Ноам заметил пару, которая внезапно появилась в глубине сцены. По мере того как камеры приближались, у него глаза лезли на лоб. Затянутая в узкое прямое платье женщина ослепительной красоты, широко улыбаясь, направлялась к столу Дерека.
Никакого сомнения: это была Нура под руку со Свеном.
1
Все завершилось так естественно, что никому даже в голову не пришло, что мы присутствуем при чуде.
Чтобы защитить глаза от солнечных лучей, я приложил руку козырьком ко лбу: перед нами Чермное море; позади нас – армия фараона.

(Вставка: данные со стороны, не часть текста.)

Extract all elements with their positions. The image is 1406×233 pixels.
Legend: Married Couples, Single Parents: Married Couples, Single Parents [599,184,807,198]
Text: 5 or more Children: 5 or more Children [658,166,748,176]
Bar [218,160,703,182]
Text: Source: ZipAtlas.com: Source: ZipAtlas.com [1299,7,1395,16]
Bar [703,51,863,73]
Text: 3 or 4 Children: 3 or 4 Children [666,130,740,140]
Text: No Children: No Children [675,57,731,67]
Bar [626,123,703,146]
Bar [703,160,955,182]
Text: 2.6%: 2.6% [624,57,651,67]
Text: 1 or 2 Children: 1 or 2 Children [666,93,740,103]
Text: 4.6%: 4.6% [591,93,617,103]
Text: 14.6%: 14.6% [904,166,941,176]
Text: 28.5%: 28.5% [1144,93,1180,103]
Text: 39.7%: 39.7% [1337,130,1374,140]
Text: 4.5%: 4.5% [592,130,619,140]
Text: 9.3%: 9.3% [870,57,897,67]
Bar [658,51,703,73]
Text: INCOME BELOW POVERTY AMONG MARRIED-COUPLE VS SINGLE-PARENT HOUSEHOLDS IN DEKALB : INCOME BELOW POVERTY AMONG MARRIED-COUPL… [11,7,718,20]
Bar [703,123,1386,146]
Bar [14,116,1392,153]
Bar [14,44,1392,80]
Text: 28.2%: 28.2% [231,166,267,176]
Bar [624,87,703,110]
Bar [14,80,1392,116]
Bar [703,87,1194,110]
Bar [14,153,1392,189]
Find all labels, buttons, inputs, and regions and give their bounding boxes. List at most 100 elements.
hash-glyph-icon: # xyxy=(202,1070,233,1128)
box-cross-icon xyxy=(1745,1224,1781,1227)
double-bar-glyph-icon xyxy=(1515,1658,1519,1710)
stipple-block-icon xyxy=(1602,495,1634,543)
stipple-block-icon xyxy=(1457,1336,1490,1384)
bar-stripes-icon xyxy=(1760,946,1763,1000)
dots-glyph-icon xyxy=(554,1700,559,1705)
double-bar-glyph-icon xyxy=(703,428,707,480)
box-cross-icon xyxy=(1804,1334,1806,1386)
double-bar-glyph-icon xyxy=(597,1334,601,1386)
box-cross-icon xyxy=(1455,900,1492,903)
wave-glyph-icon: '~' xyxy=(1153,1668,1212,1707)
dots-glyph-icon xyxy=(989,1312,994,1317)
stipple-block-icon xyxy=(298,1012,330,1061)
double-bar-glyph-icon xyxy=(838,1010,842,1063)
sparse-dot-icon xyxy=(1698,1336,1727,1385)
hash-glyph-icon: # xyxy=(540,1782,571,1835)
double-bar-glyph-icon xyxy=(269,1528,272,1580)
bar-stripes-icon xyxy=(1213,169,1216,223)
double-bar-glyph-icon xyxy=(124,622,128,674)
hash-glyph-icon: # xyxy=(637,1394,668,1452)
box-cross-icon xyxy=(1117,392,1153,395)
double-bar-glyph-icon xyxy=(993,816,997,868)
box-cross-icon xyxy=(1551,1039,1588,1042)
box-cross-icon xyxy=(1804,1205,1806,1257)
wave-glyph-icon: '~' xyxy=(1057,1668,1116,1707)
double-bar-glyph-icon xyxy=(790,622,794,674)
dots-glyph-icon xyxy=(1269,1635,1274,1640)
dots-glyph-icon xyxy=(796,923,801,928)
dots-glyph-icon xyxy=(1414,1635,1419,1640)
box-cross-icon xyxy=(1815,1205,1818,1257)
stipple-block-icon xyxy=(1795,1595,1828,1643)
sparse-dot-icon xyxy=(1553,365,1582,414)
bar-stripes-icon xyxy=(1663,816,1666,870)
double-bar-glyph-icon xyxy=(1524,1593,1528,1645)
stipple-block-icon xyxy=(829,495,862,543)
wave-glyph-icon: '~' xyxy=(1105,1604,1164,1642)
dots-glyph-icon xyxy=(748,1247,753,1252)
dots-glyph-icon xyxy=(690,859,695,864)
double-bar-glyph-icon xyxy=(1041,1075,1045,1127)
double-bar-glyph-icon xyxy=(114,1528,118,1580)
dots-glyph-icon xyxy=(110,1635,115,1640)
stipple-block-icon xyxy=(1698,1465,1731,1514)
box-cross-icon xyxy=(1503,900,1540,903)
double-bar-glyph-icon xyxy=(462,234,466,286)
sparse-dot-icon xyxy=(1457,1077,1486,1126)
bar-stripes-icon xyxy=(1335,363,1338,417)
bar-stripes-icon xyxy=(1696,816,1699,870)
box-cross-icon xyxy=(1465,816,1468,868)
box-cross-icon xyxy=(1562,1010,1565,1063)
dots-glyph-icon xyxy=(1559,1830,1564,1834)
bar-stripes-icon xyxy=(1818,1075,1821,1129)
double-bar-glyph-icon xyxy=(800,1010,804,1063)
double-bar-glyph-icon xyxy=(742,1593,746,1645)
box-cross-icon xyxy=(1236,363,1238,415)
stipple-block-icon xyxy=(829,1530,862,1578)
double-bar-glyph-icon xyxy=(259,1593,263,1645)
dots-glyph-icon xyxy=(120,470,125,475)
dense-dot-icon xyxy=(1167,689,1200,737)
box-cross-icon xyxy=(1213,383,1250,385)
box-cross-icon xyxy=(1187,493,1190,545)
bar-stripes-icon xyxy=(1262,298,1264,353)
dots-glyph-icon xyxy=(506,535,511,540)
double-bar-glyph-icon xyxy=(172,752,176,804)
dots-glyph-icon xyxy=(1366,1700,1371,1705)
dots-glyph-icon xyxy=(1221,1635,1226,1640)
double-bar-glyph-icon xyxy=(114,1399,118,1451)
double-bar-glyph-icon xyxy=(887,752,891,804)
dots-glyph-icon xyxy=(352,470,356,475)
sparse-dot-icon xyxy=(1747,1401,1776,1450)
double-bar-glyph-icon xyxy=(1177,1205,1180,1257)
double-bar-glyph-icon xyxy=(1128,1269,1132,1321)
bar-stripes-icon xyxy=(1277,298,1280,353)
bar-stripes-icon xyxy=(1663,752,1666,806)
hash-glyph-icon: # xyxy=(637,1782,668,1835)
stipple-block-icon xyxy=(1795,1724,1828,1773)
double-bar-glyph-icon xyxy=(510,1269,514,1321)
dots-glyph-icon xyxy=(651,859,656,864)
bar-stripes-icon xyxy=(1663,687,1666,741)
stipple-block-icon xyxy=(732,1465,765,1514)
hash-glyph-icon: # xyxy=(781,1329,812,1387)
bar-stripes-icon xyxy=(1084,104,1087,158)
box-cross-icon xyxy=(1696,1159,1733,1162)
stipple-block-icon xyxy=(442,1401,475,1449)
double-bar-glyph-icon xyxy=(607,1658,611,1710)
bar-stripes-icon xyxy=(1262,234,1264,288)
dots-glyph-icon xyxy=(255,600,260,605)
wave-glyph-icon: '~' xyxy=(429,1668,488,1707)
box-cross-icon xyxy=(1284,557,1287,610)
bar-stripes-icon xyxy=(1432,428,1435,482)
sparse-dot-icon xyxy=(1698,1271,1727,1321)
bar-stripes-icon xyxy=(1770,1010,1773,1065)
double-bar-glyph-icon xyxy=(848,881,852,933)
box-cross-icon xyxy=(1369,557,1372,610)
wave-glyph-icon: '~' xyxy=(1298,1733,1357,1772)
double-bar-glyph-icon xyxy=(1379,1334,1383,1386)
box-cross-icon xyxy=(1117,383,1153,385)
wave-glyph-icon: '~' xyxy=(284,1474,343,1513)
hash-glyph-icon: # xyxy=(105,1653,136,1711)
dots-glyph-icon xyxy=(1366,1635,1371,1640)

Среди необозримых просторов мы оказались в тупике. У нас не было никакой возможности ни двигаться вперед, ни повернуть назад. Если бы мы уклонились вправо или влево, это тоже ничего бы не изменило, на этом берегу мы оставались загнанными в угол. Временный привал, позволивший бы оправиться от усталости, вскоре станет нашей могилой. Роковое стечение обстоятельств грозило нам смертью.
Поднялся ветер. Его мощное дыхание, стремительное и неистовое, хлестало лошадей, вздымало платья, туники и плащи, переворачивало вещи, разложенные на циновках, и вертело в воздухе наши котомки. Кое-кто, преодолевая приступ ужаса, бросался в погоню за своим скарбом.
В двух шагах от меня размышлял Моисей. Еще немного, и на нас обрушится армия фараона, которая уничтожит нас. Что делать: под яростными порывами ветра, который хлестал, свистел и завывал в ушах и в конце концов свел бы нас с ума, подавленно ожидать, когда нас всех перебьют, или все же решиться пошевелиться?